The opening lines, "Today in hazy San Francisco, I face seaward / Toward China," capture the sense that the speaker is caught between two places. They are physically in San Francisco but a part of them longs to be back in China.
The narrator describes China, metaphorically, as "a giant begonia," a plant found in the southern hemisphere. The begonia often produces colorful, beautiful flowers and so in this instance may symbolize the beauty of China from the narrator's perspective. However, in the next stanza, the narrator describes the begonia as "Pink, fragrant, bitten / By verdigris and insects." The implication is that the beauty the narrator associates with China is compromised, or to a degree spoiled, as the beauty of a flower might be spoiled by the bites of insects.

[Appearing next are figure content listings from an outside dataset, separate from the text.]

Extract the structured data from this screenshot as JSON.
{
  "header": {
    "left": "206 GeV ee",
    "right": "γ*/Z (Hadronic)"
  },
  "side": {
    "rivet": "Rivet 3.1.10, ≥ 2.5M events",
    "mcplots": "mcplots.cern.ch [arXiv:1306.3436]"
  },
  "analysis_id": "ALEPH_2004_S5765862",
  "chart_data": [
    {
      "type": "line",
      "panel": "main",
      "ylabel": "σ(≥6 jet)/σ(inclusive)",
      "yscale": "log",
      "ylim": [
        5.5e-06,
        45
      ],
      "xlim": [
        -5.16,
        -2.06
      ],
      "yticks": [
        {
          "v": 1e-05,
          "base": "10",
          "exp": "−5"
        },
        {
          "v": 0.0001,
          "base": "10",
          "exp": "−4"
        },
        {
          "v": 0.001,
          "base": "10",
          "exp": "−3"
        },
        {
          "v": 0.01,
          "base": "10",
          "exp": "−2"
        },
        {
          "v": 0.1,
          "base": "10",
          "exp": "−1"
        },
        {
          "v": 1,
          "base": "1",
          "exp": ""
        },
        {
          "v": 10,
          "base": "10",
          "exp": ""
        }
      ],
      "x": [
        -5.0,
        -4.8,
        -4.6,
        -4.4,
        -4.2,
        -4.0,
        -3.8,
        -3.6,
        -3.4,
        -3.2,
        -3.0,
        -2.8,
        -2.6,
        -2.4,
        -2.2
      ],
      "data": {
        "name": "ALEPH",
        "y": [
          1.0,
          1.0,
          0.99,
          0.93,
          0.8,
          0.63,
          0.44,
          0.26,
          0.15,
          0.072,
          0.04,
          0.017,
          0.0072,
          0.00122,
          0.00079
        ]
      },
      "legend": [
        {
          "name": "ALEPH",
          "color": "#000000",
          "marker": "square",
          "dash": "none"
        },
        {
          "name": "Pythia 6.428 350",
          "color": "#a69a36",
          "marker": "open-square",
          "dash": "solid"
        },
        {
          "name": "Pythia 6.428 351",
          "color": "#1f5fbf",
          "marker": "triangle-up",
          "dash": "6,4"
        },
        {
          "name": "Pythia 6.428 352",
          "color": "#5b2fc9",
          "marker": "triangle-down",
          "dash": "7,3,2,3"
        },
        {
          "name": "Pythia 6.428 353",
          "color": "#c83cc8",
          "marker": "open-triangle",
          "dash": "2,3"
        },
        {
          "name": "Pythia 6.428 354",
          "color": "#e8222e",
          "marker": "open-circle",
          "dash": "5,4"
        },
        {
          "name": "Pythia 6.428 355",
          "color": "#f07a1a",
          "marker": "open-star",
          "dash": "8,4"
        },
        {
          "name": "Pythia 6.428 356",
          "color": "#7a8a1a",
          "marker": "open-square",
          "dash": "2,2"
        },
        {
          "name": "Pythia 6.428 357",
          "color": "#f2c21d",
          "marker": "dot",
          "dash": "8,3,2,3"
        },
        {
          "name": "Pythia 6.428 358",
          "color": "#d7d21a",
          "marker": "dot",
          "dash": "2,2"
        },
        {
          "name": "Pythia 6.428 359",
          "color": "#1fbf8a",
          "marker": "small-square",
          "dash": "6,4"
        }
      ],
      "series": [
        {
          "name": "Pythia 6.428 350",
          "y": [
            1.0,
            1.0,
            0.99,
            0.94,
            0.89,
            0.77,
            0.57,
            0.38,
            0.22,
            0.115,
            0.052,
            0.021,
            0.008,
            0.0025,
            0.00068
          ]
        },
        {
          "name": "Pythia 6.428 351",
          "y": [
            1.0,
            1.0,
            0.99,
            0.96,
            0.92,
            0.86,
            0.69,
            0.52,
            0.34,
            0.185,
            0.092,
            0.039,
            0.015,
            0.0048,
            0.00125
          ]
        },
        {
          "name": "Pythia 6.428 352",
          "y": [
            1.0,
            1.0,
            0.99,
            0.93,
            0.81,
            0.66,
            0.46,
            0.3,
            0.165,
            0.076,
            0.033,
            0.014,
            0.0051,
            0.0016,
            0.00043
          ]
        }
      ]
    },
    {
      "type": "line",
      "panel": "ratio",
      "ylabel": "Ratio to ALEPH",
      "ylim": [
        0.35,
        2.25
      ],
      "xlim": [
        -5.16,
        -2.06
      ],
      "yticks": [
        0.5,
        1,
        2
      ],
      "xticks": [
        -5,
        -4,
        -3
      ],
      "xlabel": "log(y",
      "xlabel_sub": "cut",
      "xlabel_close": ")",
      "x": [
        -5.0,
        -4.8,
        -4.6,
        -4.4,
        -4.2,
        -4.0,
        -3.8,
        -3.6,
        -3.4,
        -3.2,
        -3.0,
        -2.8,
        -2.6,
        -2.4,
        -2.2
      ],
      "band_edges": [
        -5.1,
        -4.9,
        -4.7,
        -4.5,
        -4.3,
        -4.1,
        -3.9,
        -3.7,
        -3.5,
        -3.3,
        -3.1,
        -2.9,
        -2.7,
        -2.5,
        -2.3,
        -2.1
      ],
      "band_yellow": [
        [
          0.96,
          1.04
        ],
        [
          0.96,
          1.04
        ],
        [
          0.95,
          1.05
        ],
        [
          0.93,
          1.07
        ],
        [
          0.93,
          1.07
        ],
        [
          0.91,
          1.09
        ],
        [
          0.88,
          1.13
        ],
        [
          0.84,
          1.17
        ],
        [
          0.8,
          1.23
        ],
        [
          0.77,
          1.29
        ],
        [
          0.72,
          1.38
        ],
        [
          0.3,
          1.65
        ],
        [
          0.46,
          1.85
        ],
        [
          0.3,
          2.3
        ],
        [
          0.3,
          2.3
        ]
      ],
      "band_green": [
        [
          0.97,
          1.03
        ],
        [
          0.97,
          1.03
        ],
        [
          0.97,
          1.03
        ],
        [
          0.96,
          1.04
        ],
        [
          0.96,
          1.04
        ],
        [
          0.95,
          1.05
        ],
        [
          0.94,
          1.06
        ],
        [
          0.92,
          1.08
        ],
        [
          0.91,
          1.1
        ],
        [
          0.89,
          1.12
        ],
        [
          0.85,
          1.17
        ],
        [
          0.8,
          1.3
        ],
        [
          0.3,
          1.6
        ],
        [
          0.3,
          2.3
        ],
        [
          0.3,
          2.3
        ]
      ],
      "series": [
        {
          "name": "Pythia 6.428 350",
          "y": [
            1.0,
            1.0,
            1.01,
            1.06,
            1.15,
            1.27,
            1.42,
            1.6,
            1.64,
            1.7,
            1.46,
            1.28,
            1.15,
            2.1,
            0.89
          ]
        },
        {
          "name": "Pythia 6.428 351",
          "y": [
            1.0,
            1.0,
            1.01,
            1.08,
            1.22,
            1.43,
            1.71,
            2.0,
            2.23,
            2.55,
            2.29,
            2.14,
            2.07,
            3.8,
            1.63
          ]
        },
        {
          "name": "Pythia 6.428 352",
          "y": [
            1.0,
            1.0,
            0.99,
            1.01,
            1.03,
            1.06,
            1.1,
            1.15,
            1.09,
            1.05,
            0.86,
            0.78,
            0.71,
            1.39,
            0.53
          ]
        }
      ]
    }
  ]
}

The narrator's new home, San Francisco, is described as "the tundra / Of the logical, a sea of cities, a wood of cars." A tundra is an area of land characterized by very low temperatures, in which only very hardy vegetation like shrubs, grasses and mosses will grow. Describing San Francisco as "a tundra / Of the logical," therefore, implies that it is an inhospitable place, and perhaps a place where the rational is not allowed to flourish. The subsequent two metaphors, "a sea of cities, a wood of cars," implies that the natural environment in San Francisco has been overtaken by the symbols of industrial and technological progress, namely "cities" and "cars."